Jason Shull authored a commentary discussing how the Supreme Court’s intervention in the “skinny label” patent case “has drawn immediate attention from pharmaceutical companies and their counsel because it raises a familiar but persistently unsettled question: When does otherwise lawful conduct by a generics manufacturer cross the line into induced patent infringement?” Shull points out how the Federal Circuit’s earlier decision “has prompted closer scrutiny of conduct that many generics manufacturers have long considered routine.” Shull also highlights how, “[f]or practitioners, the lesson is not simply to predict how the Supreme Court will rule, but to recognize that FDA compliance and patent risk can no longer be evaluated in isolation.” For more information on the case, check out the case page in Hikma Pharmaceuticals USA Inc. v. Amarin Pharma, Inc.

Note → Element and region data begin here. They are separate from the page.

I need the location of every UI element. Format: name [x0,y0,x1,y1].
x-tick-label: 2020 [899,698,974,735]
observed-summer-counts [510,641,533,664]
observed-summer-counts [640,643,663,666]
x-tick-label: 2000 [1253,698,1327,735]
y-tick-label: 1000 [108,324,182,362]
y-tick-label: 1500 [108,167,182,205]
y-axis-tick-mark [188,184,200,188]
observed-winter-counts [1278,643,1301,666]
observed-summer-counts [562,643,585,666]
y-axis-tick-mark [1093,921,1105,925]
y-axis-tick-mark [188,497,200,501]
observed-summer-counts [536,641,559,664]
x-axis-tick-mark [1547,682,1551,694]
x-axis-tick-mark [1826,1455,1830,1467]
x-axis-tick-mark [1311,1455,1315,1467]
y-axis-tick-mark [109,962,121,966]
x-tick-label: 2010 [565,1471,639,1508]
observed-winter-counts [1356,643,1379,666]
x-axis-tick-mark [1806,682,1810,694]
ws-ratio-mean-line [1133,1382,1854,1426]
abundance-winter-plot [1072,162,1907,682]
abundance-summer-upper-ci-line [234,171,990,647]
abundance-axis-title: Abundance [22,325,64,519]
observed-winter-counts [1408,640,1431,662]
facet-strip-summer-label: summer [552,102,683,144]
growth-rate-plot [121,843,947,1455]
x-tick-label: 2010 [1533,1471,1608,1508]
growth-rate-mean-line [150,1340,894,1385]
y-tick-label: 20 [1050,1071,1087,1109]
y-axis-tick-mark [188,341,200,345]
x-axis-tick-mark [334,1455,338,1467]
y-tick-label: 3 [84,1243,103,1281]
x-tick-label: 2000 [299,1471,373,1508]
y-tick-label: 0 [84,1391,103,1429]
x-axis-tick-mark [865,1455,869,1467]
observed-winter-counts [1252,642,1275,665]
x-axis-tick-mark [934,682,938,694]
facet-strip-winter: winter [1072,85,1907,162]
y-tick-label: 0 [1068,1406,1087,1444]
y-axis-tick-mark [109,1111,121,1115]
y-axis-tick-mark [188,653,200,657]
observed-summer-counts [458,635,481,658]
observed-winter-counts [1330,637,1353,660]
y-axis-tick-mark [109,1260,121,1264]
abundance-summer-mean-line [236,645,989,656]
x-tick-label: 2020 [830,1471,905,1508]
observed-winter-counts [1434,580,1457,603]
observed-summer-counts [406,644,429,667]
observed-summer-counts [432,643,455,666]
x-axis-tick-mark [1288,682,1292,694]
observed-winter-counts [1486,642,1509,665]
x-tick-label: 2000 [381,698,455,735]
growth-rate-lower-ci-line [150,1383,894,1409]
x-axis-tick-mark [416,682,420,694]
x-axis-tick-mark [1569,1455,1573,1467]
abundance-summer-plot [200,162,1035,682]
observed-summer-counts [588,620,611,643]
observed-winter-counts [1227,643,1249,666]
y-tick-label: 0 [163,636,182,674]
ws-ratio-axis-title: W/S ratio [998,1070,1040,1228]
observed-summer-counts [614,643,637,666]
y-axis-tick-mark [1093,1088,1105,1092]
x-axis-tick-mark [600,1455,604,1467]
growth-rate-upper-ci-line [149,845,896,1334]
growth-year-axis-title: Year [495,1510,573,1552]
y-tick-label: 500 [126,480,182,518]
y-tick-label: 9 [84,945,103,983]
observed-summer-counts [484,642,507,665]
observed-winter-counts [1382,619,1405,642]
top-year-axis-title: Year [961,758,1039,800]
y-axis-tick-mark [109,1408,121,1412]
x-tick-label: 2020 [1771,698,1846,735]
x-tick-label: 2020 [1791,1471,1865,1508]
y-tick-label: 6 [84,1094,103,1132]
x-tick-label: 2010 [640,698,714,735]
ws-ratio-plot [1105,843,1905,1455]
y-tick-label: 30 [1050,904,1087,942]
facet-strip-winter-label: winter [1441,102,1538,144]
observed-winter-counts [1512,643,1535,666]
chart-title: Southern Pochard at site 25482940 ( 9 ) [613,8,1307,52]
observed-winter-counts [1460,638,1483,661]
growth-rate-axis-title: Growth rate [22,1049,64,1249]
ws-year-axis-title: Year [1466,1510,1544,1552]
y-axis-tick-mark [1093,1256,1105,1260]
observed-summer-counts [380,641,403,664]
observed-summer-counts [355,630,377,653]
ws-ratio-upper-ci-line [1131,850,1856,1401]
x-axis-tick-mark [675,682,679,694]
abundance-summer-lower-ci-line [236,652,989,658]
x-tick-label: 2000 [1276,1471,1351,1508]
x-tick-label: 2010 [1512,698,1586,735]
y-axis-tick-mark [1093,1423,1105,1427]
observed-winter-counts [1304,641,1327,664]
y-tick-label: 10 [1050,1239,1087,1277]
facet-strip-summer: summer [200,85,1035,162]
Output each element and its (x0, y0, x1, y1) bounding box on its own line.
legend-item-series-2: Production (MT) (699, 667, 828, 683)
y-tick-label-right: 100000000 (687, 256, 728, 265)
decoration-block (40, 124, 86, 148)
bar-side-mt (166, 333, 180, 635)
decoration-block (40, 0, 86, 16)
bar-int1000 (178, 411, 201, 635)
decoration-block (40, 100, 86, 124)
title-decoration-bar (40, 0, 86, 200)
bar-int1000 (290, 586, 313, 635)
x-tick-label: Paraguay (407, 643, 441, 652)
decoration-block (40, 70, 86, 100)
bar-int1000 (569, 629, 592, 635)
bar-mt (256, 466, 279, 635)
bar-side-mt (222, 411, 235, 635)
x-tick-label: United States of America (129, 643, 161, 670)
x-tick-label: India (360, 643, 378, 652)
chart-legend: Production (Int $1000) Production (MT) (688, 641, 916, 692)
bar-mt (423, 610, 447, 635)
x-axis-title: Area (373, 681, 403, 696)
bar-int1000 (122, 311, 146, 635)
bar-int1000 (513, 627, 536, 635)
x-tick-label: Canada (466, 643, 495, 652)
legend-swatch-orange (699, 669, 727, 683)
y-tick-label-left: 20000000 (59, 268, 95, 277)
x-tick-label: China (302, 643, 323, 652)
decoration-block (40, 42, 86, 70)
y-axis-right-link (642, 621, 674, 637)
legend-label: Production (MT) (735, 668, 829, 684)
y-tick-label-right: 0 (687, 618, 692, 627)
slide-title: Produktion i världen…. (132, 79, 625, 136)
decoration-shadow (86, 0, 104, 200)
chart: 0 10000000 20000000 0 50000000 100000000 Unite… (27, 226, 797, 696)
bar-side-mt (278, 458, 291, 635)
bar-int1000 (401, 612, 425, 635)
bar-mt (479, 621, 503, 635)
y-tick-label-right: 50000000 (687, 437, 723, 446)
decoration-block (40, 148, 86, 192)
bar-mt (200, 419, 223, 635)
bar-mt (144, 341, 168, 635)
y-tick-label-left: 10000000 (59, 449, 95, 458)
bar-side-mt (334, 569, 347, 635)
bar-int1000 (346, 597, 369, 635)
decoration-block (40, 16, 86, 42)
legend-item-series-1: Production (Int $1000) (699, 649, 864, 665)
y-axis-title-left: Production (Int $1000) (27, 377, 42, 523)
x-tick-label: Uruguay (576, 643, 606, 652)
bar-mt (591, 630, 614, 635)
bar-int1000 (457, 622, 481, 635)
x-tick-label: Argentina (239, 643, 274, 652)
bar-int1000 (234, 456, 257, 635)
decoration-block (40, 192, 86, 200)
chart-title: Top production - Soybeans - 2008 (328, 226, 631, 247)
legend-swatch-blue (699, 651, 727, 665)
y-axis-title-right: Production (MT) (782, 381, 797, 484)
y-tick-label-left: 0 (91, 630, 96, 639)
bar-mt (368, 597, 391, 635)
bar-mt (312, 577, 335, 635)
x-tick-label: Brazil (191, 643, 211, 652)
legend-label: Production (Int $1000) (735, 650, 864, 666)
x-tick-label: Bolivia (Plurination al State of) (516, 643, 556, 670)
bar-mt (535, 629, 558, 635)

Gene Quinn penned a blog post for IPWatchdog arguing “it is time for the Supreme Court to step in and provide a definition and workable test for the abstract-ideas exclusion.” Quinn suggests “artificial intelligence (AI) in all its forms, machine learning, computer vision, cryptocurrency and blockchain technology, FinTech, cryptographic techniques, autonomous systems, cybersecurity, robotics, cloud systems, medical imaging, predictive health analytics, are all caught up in . . . uncertainty because the Supreme Court refuses to define what is an unpatentable abstract idea.” Quinn, however, argues “there is a vehicle” for the Court to clarify the doctrine by granting a petition for certiorari filed by United States Automobile Association. For more information on the case, check out the case page in United Services Automobile Association v. PNC Bank N.A.

Tracey Truitt wrote an article for the St. Louis Business Journal addressing whether “the U.S. patent system has shown measurable signs of becoming more favorable to patent owners, particularly in the context of post-grant proceedings such as inter partes review . . . and post-grant review.” According to Truitt, “expanded and increasingly formalized discretionary denials have materially reduced institution rates and shifted leverage toward patent owners at the threshold stage.” Truitt, nevertheless, emphasizes that, “for cases that proceed to final written decision,” the Patent Trial and Appeal Board “remains a demanding forum in which a substantial portion of challenged claims continue to be invalidated.”